Slips, Mistakes and Single Point Human Error
The problem with human error and irreversible commands is that humans tend to make errors quite frequently, but we also use feedback from the environment to detect and correct them. Unfortunately irreversible commands remove the ability to correct an error, so you are left with a high base rate of human error and the potentially dire consequences of such an error.
Using the model of human error developed by James Reason (1990) one can categorise human error as broadly mistakes (errors in intention) and slips (errors in execution). Of particular interest in this discussion are slip type errors that can result in a direct single erroneous output, because such slips are a recurring element of accident causation (3). Of these slip type ‘description’ errors, where correct actions are applied to the wrong things (4) are a candidate error type that could cause a single point human error.
So how common would this sort of human error be? One likely scenario would be the operator is performing a routine task makes an error and throws the wrong switch. As it turns out in systems with standardised switch layouts it’s actually fairly common for description errors to occur. For example an operator may confuses one switch with another in a bank of switches (5) and throws the wrong switch.
One approach to rectifying this is simply to code (identify) controls and/or functionally group them to reduce the ambiguity of controls and the likelihood of incorrect selection (6). But although we have reduced the likelihood of mis-selection we are still left with a potential SPOF action.

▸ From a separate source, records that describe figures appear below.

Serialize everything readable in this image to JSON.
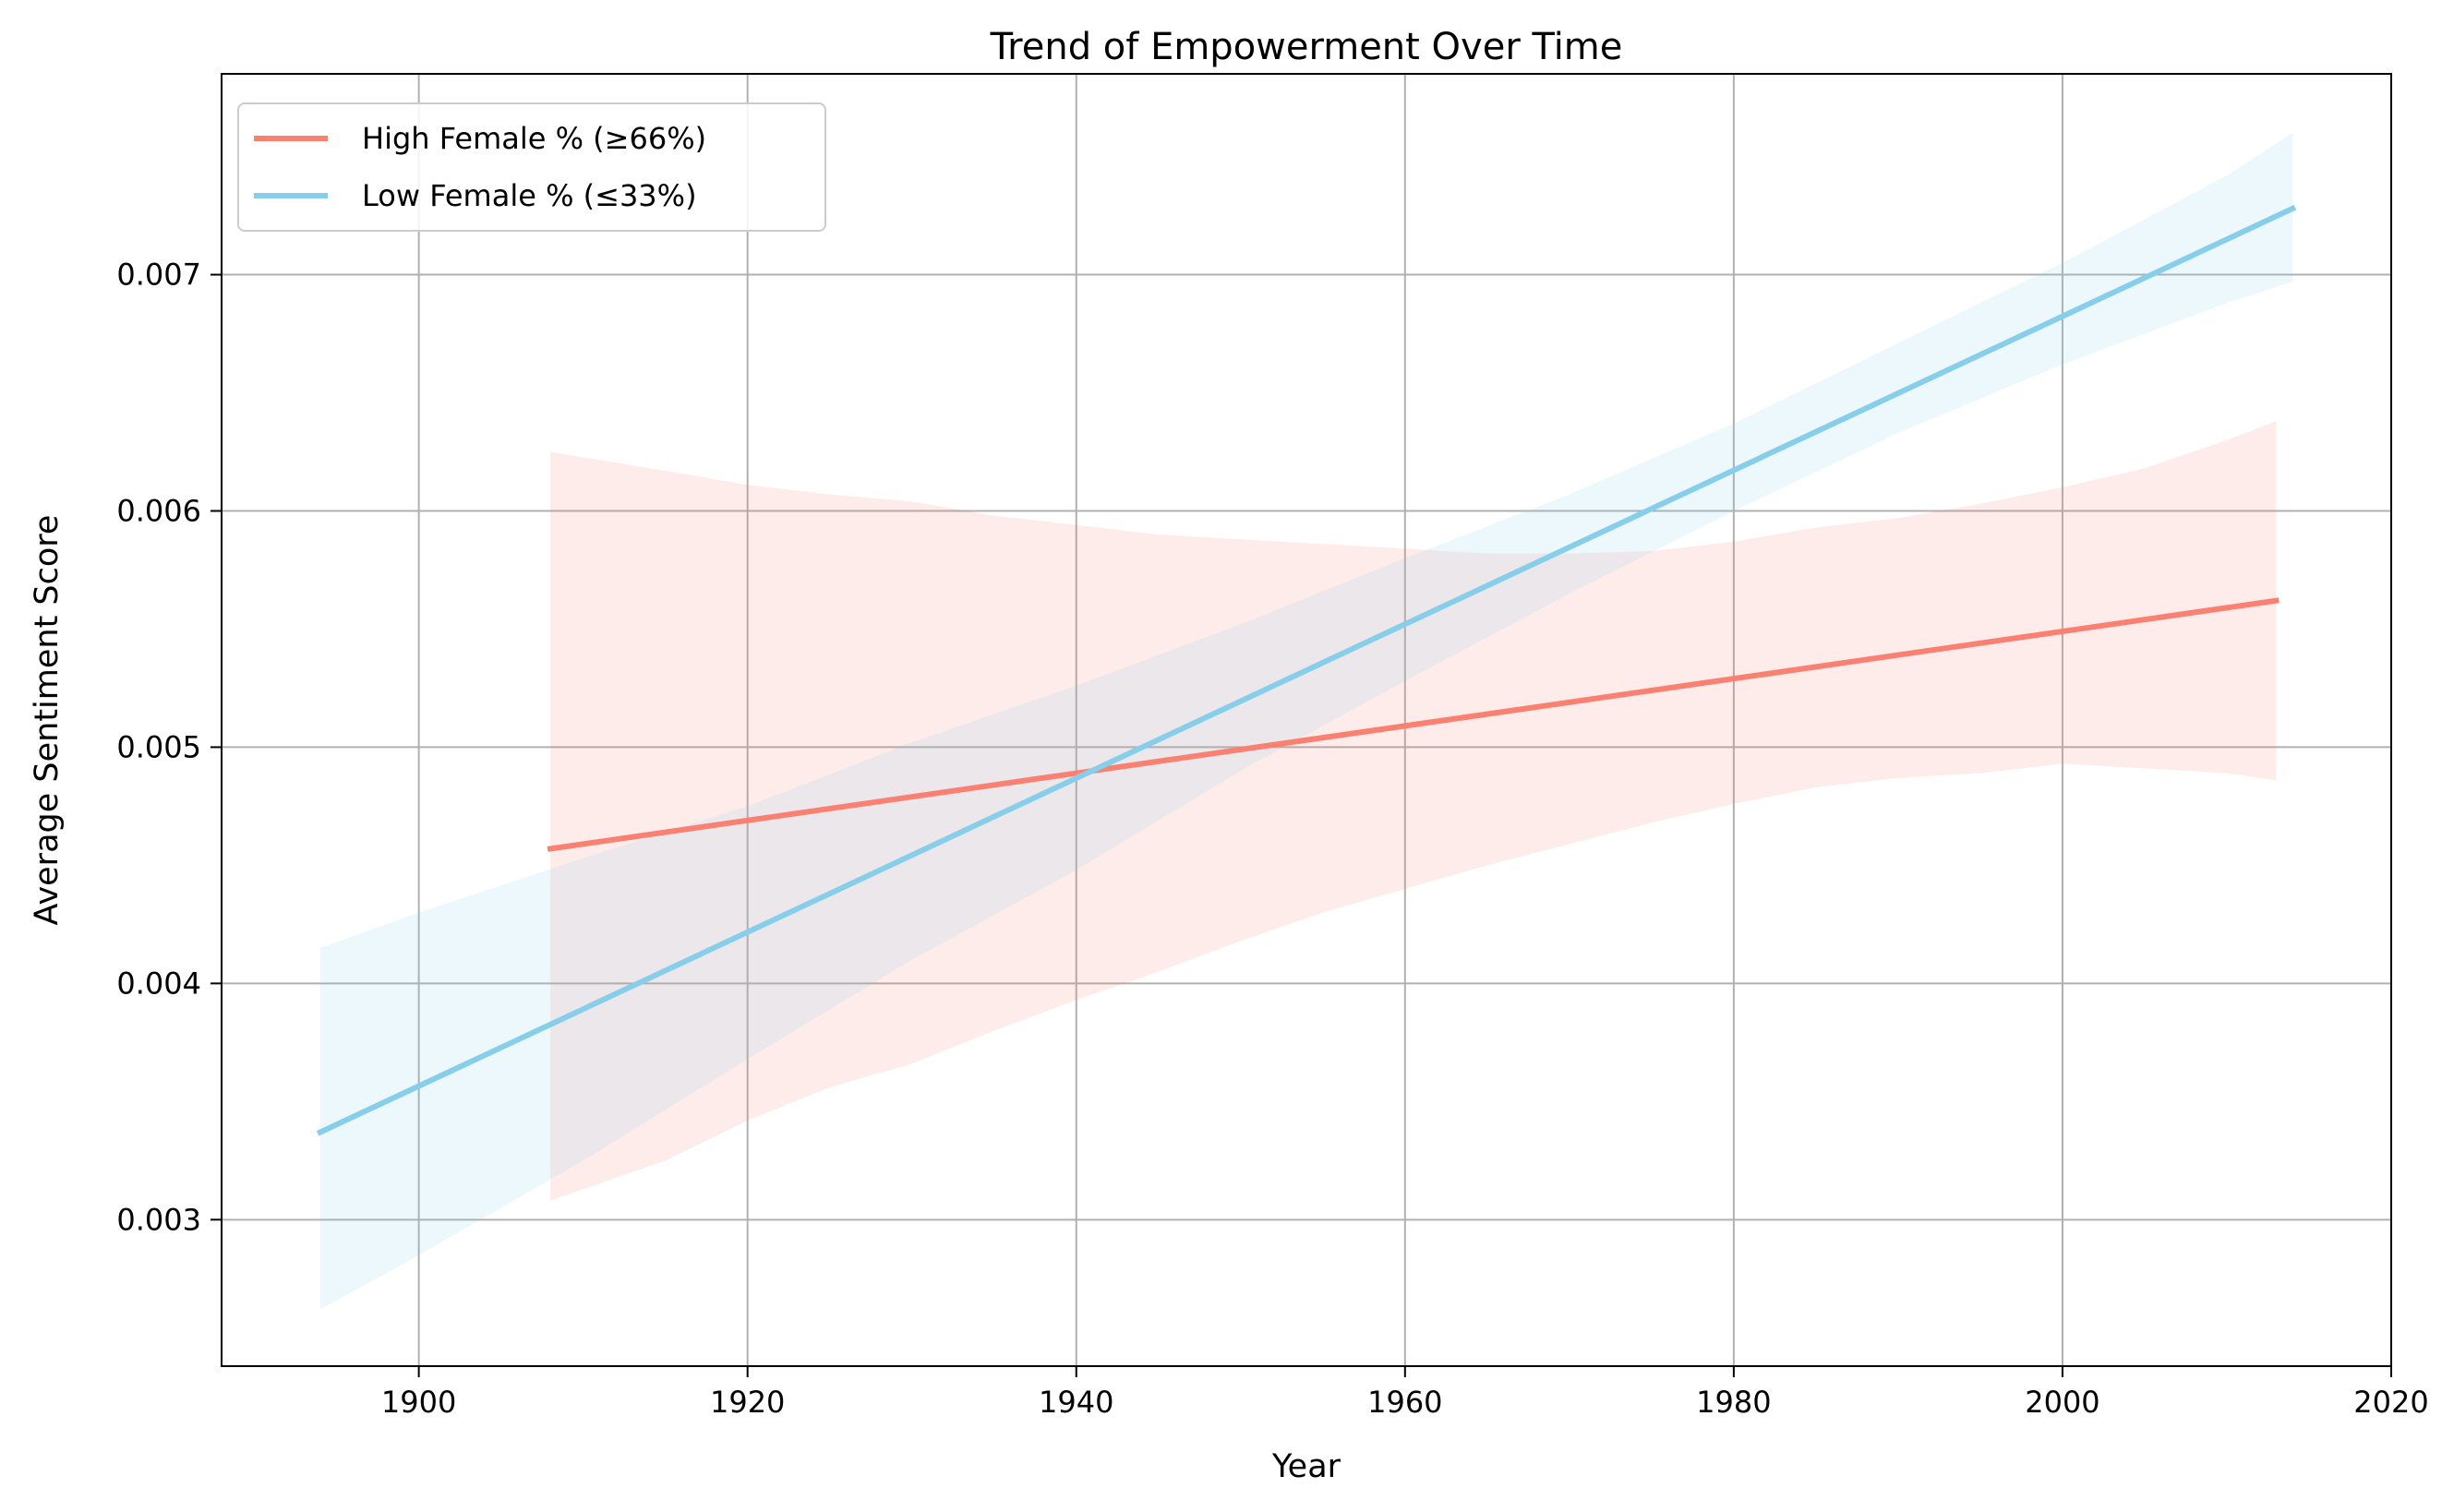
{
  "chart_data": {
    "type": "line",
    "title": "Trend of Empowerment Over Time",
    "xlabel": "Year",
    "ylabel": "Average Sentiment Score",
    "xlim": [
      1888,
      2020
    ],
    "ylim": [
      0.00238,
      0.00785
    ],
    "x_ticks": [
      1900,
      1920,
      1940,
      1960,
      1980,
      2000,
      2020
    ],
    "x_tick_labels": [
      "1900",
      "1920",
      "1940",
      "1960",
      "1980",
      "2000",
      "2020"
    ],
    "y_ticks": [
      0.003,
      0.004,
      0.005,
      0.006,
      0.007
    ],
    "y_tick_labels": [
      "0.003",
      "0.004",
      "0.005",
      "0.006",
      "0.007"
    ],
    "grid": true,
    "legend_position": "top-left",
    "series": [
      {
        "name": "High Female % (≥66%)",
        "color": "#fa8072",
        "x": [
          1908,
          2013
        ],
        "y": [
          0.00457,
          0.00562
        ],
        "band": {
          "x": [
            1908,
            1915,
            1920,
            1925,
            1930,
            1935,
            1940,
            1945,
            1950,
            1955,
            1960,
            1965,
            1970,
            1975,
            1980,
            1985,
            1990,
            1995,
            2000,
            2005,
            2010,
            2013
          ],
          "upper": [
            0.00625,
            0.00617,
            0.00611,
            0.00607,
            0.00604,
            0.00598,
            0.00594,
            0.0059,
            0.00588,
            0.00586,
            0.00584,
            0.00582,
            0.00582,
            0.00583,
            0.00587,
            0.00593,
            0.00597,
            0.00603,
            0.0061,
            0.00618,
            0.0063,
            0.00638
          ],
          "lower": [
            0.00308,
            0.00325,
            0.00342,
            0.00356,
            0.00366,
            0.0038,
            0.00393,
            0.00405,
            0.00418,
            0.0043,
            0.0044,
            0.0045,
            0.00459,
            0.00468,
            0.00476,
            0.00483,
            0.00487,
            0.00489,
            0.00493,
            0.00491,
            0.00489,
            0.00486
          ]
        }
      },
      {
        "name": "Low Female % (≤33%)",
        "color": "#87ceeb",
        "x": [
          1894,
          2014
        ],
        "y": [
          0.00337,
          0.00728
        ],
        "band": {
          "x": [
            1894,
            1900,
            1910,
            1920,
            1930,
            1940,
            1950,
            1960,
            1970,
            1980,
            1990,
            2000,
            2010,
            2014
          ],
          "upper": [
            0.00415,
            0.0043,
            0.00453,
            0.00475,
            0.00502,
            0.00526,
            0.00552,
            0.0058,
            0.00607,
            0.00637,
            0.00671,
            0.00705,
            0.00742,
            0.0076
          ],
          "lower": [
            0.00262,
            0.00285,
            0.00325,
            0.00368,
            0.0041,
            0.00448,
            0.0049,
            0.00528,
            0.00565,
            0.006,
            0.00633,
            0.00662,
            0.00688,
            0.00697
          ]
        }
      }
    ]
  }
}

Another approach is to introduce a series of actions that must be completed before the irreversible command can be issued, which gets rid of the SPOF action. For example one could require that an independent ‘arm’ or ‘release consent’ operator input be provided (7) and then a separate ‘initiate/fire’ operator command be required. In some circumstances the master arm input itself may be guarded and require two separate physical actions to perform. This again increases the length and difficulty of the activation task as well as protecting from the human error of inadvertently knocking the switch to the on position. In the most extreme case we may require two operators to independently input a command or require the confirmation of the command’s validity by another operator prior to execution.
Note that requesting operator confirmation of the validity of a command does not constitute a true independent actuation step. Researchers have shown time and time again that such confirmations tend to be caught up in the same mistakes of intent that initiated the command in the first place.
The overall philosophy may be summarised as, ‘actions that could cause difficulties, should be difficult to action’, or simply that to move the system towards an irreversible, and potentially more hazardous state, should always take more effort than moving it into a safer state. The more effort required the more an operator must think about the need for that action and the less likely it is to be an ‘automatic’ response.
Reason, James., Human error, Cambridge University Press, New York, 1990, ISBN: 9780521314190.
Dismukes, K., Berman, B., Loukopolous, L., The Limits of Expertise – Rethinking Pilot Error and the Causes of Airline Accidents, Ashgate Pub., 2007.
1. Such commands can (for example) include the firing of thermal batteries, launch, stage separation, pyrotechnic firing and weapon ejection or fire commands.
2. If a command channel consists of a serial chain of components then the failure of a single component could initiate the safety critical function.
3. Slips and oversights have been implicated by Dismukes, Berman and Loukopolous (2007) in two of six overlapping error patterns for aviation accidents. These error patterns involved the conduct of highly practiced during both routine and challenging (high stress) conditions.
4. As an example, pilots of the Fokker F27 were prone to such an error due to the design of the brake and rudder pedal layout. The wheel brakes are situated just above the rudder pedals and pilots, intending to apply brakes on landing, frequently applied the rudder pedals instead.
5. Central controls are the most problematic to distinguish between.
6. An example of this effect is the numerous of pilots who selected wheels up rather than flaps down during landing because of the close location and similar feel of these control levers.
This led the FAA specifying shape coding to differentiate these controls, where upon the rate of pilot description errors fell of dramatically.
7. This ‘arm’ command may also be AND gated with other environmental or safety signals to decrease the likelihood of it being inappropriately given.